Original Paper

Summary:

This paper views attention as:

a particular instance of tensor lifting: a hidden vector is mapped into a high-dimensional space of pairwise interactions, and learning proceeds by constraining this lifted tensor through gradient descent.

As an alternative, they propose “an attention-free sequence model built around Grassmann flows.”

Instead of lifting from token space to pairwise interaction space, consider lifting to a Grassman manifold. The hidden states are points on this manifold. Each forward pass traces a path on this manifold. This path is a flow that we can learn.

Given vectors $Z_t$ and $Z_{t+\Delta}$, consider the 2D subspace spanned by these vectors. Then project back to the model dimension and aggregate (avg.) across offsets $\Delta$. Following this, concatenate the original hidden state and the “Grassman feature” and “compute a gate” (apply linear layer) followed by layer norm and dropout.

Thoughts:

To me, this is one of the most exciting papers in recent times. It relates very closely to a lot of the ideas I’ve been floating around regarding using multivectors and geometric algebra instead of being constrained to simple vectors as is standard practice.

In a (very) abstract way, I think conceptualizing language as a flow/path in the space of token pairs also lends itself slightly to the classic metaphor: “The flow of conversation”

I would be very curious to see this idea expanded to higher levels of abstraction beyond token pairs.

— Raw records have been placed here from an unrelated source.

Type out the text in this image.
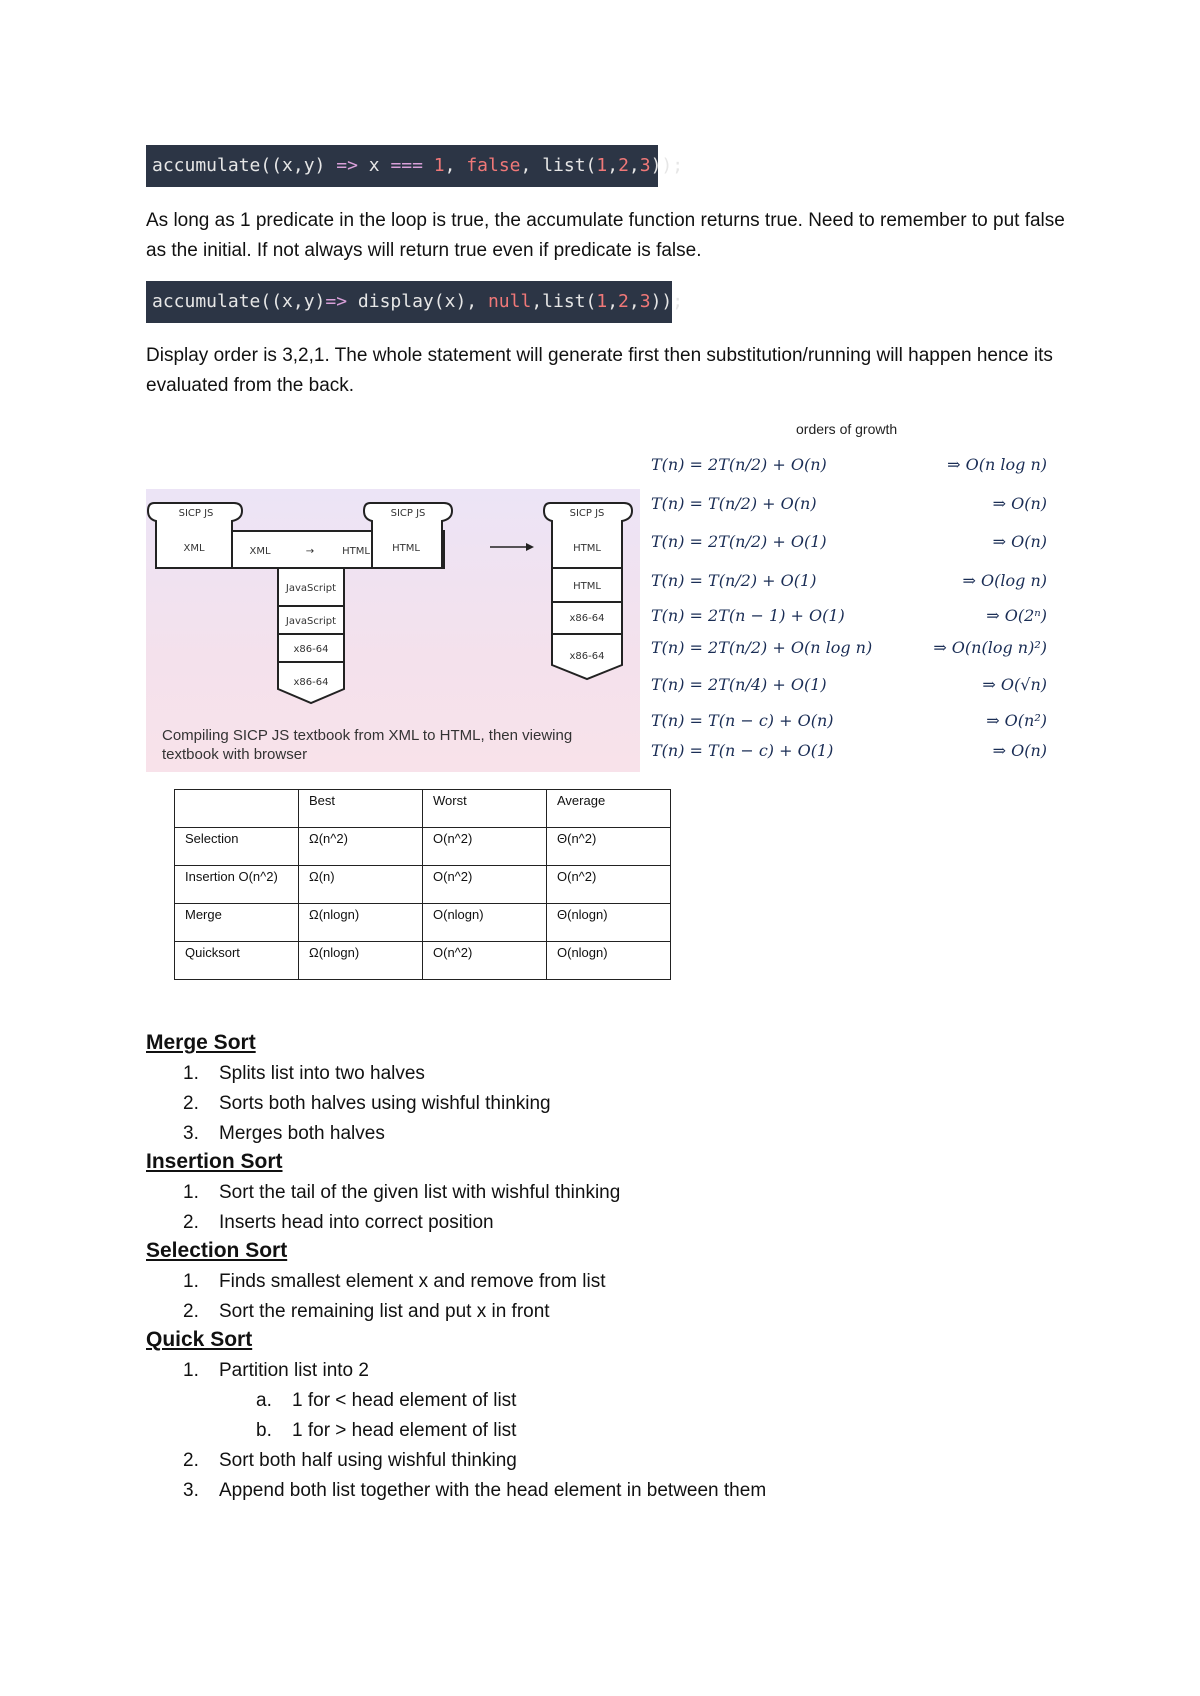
accumulate((x,y) => x === 1, false, list(1,2,3));
As long as 1 predicate in the loop is true, the accumulate function returns true. Need to remember to put false as the initial. If not always will return true even if predicate is false.
accumulate((x,y)=> display(x), null,list(1,2,3));
Display order is 3,2,1. The whole statement will generate first then substitution/running will happen hence its evaluated from the back.
SICP JS
XML	XML	→	HTML
SICP JS
HTML
JavaScript
JavaScript
x86-64
x86-64
SICP JS
HTML
HTML
x86-64
x86-64
Compiling SICP JS textbook from XML to HTML, then viewing textbook with browser
orders of growth
T(n) = 2T(n/2) + O(n)	⇒ O(n log n)
T(n) = T(n/2) + O(n)	⇒ O(n)
T(n) = 2T(n/2) + O(1)	⇒ O(n)
T(n) = T(n/2) + O(1)	⇒ O(log n)
T(n) = 2T(n − 1) + O(1)	⇒ O(2ⁿ)
T(n) = 2T(n/2) + O(n log n)	⇒ O(n(log n)²)
T(n) = 2T(n/4) + O(1)	⇒ O(√n)
T(n) = T(n − c) + O(n)	⇒ O(n²)
T(n) = T(n − c) + O(1)	⇒ O(n)
	Best	Worst	Average
Selection	Ω(n^2)	O(n^2)	Θ(n^2)
Insertion O(n^2)	Ω(n)	O(n^2)	O(n^2)
Merge	Ω(nlogn)	O(nlogn)	Θ(nlogn)
Quicksort	Ω(nlogn)	O(n^2)	O(nlogn)
Merge Sort
1. Splits list into two halves
2. Sorts both halves using wishful thinking
3. Merges both halves
Insertion Sort
1. Sort the tail of the given list with wishful thinking
2. Inserts head into correct position
Selection Sort
1. Finds smallest element x and remove from list
2. Sort the remaining list and put x in front
Quick Sort
1. Partition list into 2
a. 1 for < head element of list
b. 1 for > head element of list
2. Sort both half using wishful thinking
3. Append both list together with the head element in between them
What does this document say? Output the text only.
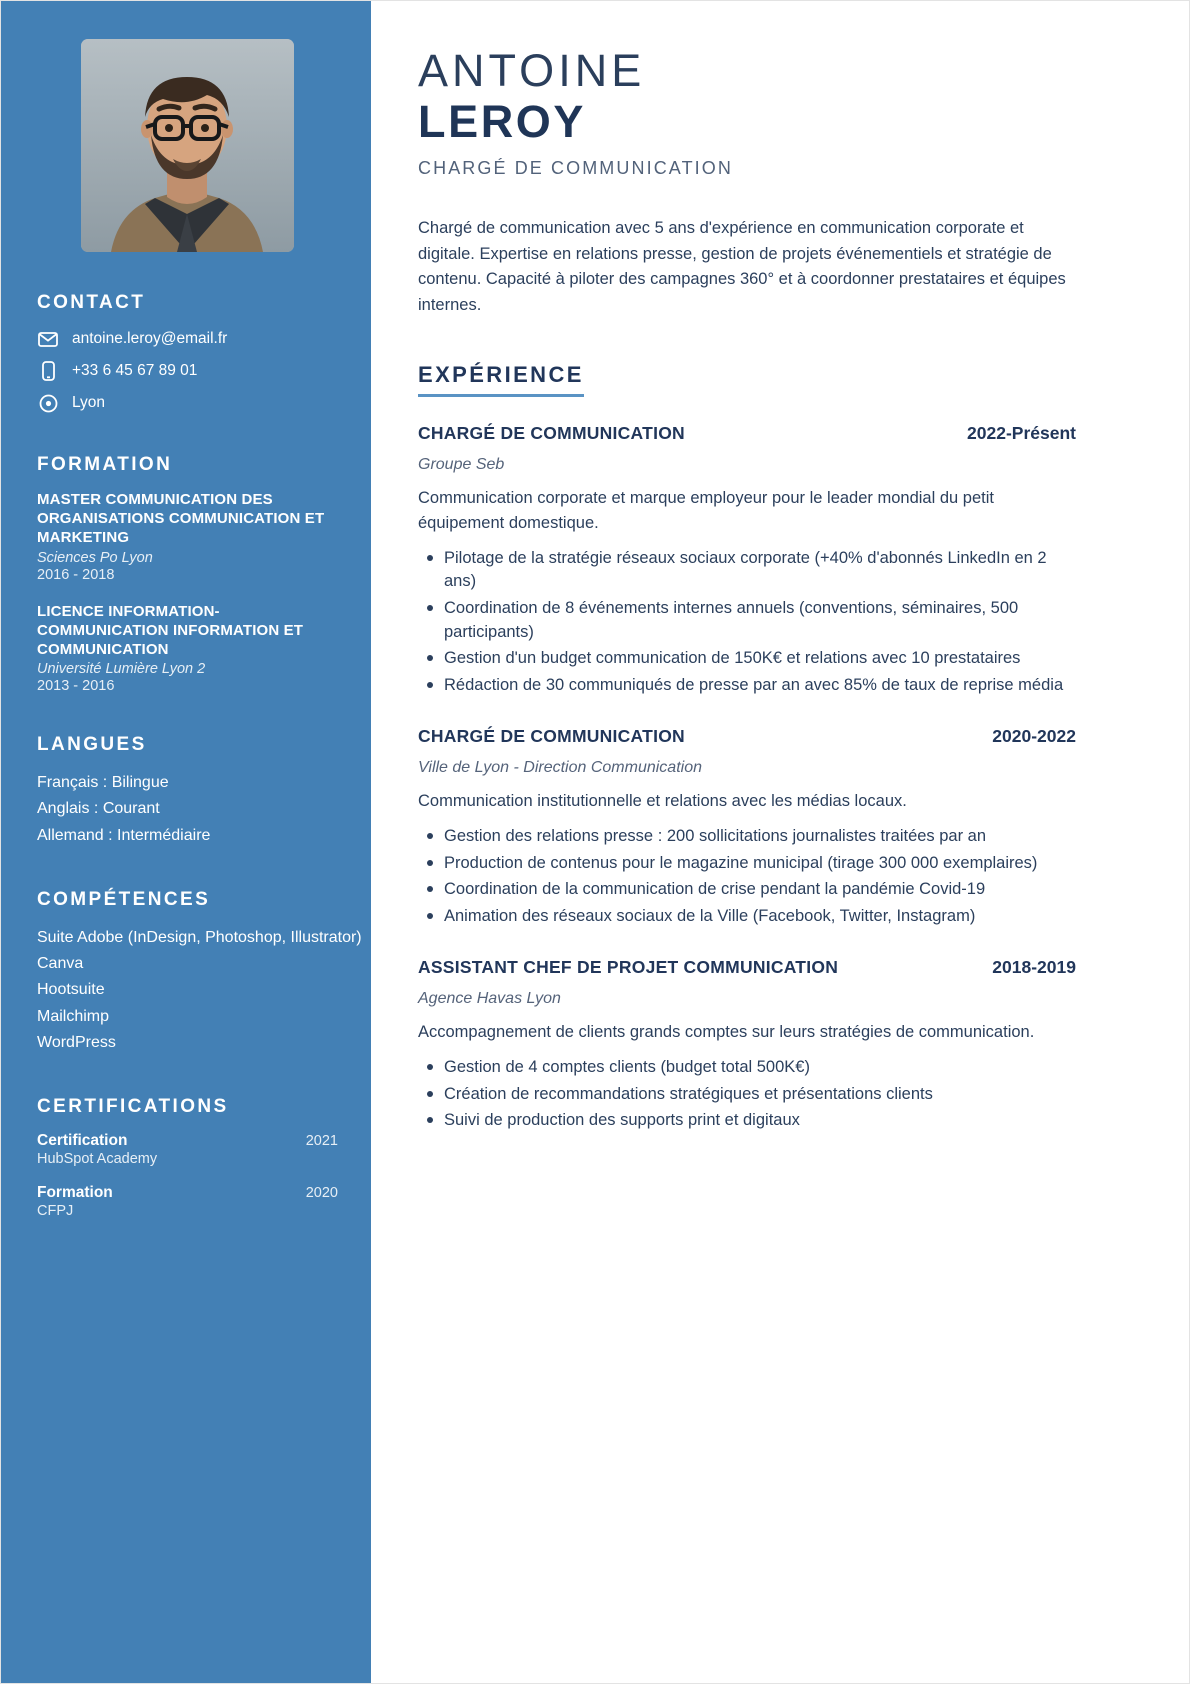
CONTACT
antoine.leroy@email.fr
+33 6 45 67 89 01
Lyon
FORMATION
MASTER COMMUNICATION DES ORGANISATIONS COMMUNICATION ET MARKETING
Sciences Po Lyon
2016 - 2018
LICENCE INFORMATION-COMMUNICATION INFORMATION ET COMMUNICATION
Université Lumière Lyon 2
2013 - 2016
LANGUES
Français : Bilingue
Anglais : Courant
Allemand : Intermédiaire
COMPÉTENCES
Suite Adobe (InDesign, Photoshop, Illustrator)
Canva
Hootsuite
Mailchimp
WordPress
CERTIFICATIONS
Certification	2021
HubSpot Academy
Formation	2020
CFPJ
ANTOINE
LEROY
CHARGÉ DE COMMUNICATION

Chargé de communication avec 5 ans d'expérience en communication corporate et digitale. Expertise en relations presse, gestion de projets événementiels et stratégie de contenu. Capacité à piloter des campagnes 360° et à coordonner prestataires et équipes internes.

EXPÉRIENCE
CHARGÉ DE COMMUNICATION	2022-Présent
Groupe Seb

Communication corporate et marque employeur pour le leader mondial du petit équipement domestique.

Pilotage de la stratégie réseaux sociaux corporate (+40% d'abonnés LinkedIn en 2 ans)
Coordination de 8 événements internes annuels (conventions, séminaires, 500 participants)
Gestion d'un budget communication de 150K€ et relations avec 10 prestataires
Rédaction de 30 communiqués de presse par an avec 85% de taux de reprise média
CHARGÉ DE COMMUNICATION	2020-2022
Ville de Lyon - Direction Communication

Communication institutionnelle et relations avec les médias locaux.

Gestion des relations presse : 200 sollicitations journalistes traitées par an
Production de contenus pour le magazine municipal (tirage 300 000 exemplaires)
Coordination de la communication de crise pendant la pandémie Covid-19
Animation des réseaux sociaux de la Ville (Facebook, Twitter, Instagram)
ASSISTANT CHEF DE PROJET COMMUNICATION	2018-2019
Agence Havas Lyon

Accompagnement de clients grands comptes sur leurs stratégies de communication.

Gestion de 4 comptes clients (budget total 500K€)
Création de recommandations stratégiques et présentations clients
Suivi de production des supports print et digitaux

I think it would be very interesting to try and model the flow of a paragraph in sentence pair space for example compared to the flow of a sentence in token pair space.

Maybe these could both be modeled as a single flow in a higher dimensional space since if a sentence is the flow of tokens, and a paragraph is the flow of sentences then really a paragraph is also a flow of tokens, but it’d be useful to “visualize” or operate at different granularities of this flow1.

Looking forward to other research in this area, and seeing what other people might do with it.


  1. This actually reminds me a little of the Coastline Paradox, though I don’t think its particularly useful here. ↩︎